On the subject of the relaxed tachograph rules, James Backhouse, from Backhouse Jones solicitors, told CBW: “This is a relaxation of the time limit for VU downloads which means risk of a fine is not incurred until 90 days has passed.

“This in practice will have a minimal impact/benefit to the LGV or PSV industries as it is in operators’ own interest to regularly download the VU data to enable a prompt and complete and concurrent analysis of the vehicle and driver data. Apart from its diagnostic function, the VU data is most important to establish movements of the vehicle without a driver card inserted when one should have been used (unknown driver report).

“This is a significant risk in many operations, including coach tours or long distance haulage (where the vehicle is away from base overnight for one or more days or indeed some tipping/tanker or container operations). An operator is expected to manage this risk of serious offending i.e. the deliberate failure to keep a digital driver record.
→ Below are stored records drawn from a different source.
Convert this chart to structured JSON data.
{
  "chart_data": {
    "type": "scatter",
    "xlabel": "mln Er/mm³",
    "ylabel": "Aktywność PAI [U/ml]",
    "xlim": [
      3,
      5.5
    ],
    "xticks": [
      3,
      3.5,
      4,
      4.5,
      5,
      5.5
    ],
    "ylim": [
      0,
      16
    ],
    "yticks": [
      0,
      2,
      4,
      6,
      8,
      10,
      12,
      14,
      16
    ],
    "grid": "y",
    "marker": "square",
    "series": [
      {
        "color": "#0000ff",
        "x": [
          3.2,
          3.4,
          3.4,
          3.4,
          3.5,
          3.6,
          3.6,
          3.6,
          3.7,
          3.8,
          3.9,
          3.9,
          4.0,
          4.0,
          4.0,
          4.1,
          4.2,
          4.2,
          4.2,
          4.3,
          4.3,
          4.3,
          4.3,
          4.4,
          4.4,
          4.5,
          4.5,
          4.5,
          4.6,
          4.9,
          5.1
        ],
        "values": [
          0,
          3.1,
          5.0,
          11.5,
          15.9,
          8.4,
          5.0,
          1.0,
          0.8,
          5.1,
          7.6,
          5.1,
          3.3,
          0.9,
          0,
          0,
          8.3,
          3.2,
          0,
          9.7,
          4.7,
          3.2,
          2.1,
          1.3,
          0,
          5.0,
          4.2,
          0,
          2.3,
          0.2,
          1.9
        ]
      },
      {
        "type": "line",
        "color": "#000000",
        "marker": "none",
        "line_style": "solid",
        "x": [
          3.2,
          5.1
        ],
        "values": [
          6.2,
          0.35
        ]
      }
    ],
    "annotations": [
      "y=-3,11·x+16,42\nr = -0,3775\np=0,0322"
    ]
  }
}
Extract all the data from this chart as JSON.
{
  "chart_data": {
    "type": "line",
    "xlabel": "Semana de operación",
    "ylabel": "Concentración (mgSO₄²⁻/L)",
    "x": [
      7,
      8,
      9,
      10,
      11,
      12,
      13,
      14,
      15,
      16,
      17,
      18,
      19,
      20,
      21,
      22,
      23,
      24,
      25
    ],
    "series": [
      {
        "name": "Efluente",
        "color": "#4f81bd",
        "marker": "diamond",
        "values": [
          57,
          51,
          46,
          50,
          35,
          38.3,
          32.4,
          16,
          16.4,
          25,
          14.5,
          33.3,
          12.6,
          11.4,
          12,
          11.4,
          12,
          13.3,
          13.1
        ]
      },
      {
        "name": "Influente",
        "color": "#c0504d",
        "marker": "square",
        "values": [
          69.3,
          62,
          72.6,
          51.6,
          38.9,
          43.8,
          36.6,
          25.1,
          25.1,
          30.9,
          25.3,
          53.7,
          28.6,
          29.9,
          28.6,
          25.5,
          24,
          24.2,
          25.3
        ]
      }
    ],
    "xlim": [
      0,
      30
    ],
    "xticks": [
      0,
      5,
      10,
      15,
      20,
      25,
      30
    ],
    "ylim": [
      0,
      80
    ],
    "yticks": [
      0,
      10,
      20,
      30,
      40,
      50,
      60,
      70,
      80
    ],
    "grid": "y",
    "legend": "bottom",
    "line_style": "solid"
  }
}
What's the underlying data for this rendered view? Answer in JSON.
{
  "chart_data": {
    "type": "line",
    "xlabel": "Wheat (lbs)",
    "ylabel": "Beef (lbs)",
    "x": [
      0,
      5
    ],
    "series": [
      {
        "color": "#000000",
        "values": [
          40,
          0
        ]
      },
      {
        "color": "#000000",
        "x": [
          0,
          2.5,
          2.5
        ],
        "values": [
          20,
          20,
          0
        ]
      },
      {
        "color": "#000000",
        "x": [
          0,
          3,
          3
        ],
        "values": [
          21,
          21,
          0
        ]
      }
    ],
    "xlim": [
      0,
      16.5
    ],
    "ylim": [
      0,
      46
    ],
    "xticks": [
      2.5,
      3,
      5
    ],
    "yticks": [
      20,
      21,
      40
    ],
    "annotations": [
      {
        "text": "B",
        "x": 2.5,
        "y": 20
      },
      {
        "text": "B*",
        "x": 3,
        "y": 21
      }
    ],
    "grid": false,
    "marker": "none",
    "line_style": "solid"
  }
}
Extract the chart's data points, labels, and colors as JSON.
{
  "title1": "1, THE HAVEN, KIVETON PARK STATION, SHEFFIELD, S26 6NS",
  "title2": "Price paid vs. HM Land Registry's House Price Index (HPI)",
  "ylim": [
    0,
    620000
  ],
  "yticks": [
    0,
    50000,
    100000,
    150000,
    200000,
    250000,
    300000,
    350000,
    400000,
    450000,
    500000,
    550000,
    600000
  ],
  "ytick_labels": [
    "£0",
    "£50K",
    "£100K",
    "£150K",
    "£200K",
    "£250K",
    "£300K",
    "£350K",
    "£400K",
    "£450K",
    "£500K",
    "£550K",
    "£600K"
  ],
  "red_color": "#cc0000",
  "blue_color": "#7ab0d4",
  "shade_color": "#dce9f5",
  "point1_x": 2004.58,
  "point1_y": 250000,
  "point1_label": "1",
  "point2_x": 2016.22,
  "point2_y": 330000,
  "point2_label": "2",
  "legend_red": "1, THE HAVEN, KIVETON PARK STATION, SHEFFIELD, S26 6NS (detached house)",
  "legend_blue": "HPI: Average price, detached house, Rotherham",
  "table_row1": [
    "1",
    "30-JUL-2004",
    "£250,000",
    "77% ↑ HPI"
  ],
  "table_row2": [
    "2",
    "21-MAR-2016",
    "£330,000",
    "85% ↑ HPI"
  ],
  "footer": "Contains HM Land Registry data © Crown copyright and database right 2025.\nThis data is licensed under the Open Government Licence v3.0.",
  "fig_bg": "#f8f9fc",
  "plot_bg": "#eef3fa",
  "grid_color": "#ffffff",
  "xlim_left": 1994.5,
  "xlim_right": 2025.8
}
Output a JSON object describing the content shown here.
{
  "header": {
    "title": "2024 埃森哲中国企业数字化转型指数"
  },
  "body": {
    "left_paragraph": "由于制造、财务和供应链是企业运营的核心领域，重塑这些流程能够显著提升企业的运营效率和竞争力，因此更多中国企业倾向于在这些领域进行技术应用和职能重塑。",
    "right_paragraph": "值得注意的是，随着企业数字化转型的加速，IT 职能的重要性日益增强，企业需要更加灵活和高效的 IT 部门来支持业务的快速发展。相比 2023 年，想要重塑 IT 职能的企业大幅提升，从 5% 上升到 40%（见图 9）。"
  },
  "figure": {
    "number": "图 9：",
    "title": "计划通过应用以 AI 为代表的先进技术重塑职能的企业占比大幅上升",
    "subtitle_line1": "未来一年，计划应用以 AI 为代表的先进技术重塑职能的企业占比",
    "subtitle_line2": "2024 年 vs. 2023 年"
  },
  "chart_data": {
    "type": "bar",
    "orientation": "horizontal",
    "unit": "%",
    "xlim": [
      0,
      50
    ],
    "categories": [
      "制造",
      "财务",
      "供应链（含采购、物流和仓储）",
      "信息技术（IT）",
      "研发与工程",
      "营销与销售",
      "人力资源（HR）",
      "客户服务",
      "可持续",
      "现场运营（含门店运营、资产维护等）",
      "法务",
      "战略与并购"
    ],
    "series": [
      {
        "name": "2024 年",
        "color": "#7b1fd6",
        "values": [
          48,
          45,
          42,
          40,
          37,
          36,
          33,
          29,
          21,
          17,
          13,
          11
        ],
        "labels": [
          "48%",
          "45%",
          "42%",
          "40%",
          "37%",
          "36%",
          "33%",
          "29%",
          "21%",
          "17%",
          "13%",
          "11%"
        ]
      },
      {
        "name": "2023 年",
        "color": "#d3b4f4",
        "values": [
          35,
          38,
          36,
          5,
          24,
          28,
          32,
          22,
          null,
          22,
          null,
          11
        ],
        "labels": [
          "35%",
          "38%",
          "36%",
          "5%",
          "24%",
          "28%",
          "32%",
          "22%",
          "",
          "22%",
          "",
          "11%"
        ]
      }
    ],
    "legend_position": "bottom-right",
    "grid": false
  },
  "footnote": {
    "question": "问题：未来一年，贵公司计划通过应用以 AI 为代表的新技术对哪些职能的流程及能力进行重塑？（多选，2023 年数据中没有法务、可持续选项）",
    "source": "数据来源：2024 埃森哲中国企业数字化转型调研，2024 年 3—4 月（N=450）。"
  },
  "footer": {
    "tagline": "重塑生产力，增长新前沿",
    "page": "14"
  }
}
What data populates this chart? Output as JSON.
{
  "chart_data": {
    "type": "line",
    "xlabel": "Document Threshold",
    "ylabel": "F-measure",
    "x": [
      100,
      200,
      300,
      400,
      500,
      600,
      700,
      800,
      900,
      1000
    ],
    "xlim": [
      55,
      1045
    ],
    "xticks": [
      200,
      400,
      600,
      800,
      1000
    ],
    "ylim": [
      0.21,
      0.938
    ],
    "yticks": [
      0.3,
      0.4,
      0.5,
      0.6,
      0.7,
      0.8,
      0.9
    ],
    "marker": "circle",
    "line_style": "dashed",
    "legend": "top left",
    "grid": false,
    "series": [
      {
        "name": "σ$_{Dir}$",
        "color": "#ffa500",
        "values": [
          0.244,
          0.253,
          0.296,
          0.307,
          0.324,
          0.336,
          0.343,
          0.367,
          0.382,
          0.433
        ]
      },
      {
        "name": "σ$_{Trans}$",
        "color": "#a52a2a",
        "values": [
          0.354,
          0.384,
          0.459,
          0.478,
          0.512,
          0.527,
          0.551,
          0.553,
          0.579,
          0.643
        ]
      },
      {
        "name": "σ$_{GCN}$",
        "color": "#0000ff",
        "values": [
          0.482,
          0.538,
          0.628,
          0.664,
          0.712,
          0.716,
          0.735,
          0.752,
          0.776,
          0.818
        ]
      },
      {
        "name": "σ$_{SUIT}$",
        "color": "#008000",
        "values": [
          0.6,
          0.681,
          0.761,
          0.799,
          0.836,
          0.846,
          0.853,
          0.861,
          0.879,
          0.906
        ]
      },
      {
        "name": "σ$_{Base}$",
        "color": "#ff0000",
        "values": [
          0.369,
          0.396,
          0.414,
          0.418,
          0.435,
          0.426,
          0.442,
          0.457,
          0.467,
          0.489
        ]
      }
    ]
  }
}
“Our recommendation would be that this data should be obtained in the same cycle that routine driver analysis reporting is obtained in the operator’s organisation. Typically this would be monthly. This enables the complete tachograph and driver’s hours compliance check and the follow up with the drivers to be undertaken for Driver Card and VU data issues at the same time.

“In any event with the increased use of telematics, allowing a fairly seamless data transfer on a near real time basis (providing this includes the raw data required by the legislation), the time limit will become of little practical relevance.”

The CPT said: “While it will have little effect on the day-to-day operations of the coach industry, it will reduce the chances of operators incurring fines when something unusual happens.”

The Red Tape Challenge was launched in 2011 and has been applied to all areas of transport with the aim of reducing unnecessary bureaucracy for users of road transport and the rail, maritime and aviation services.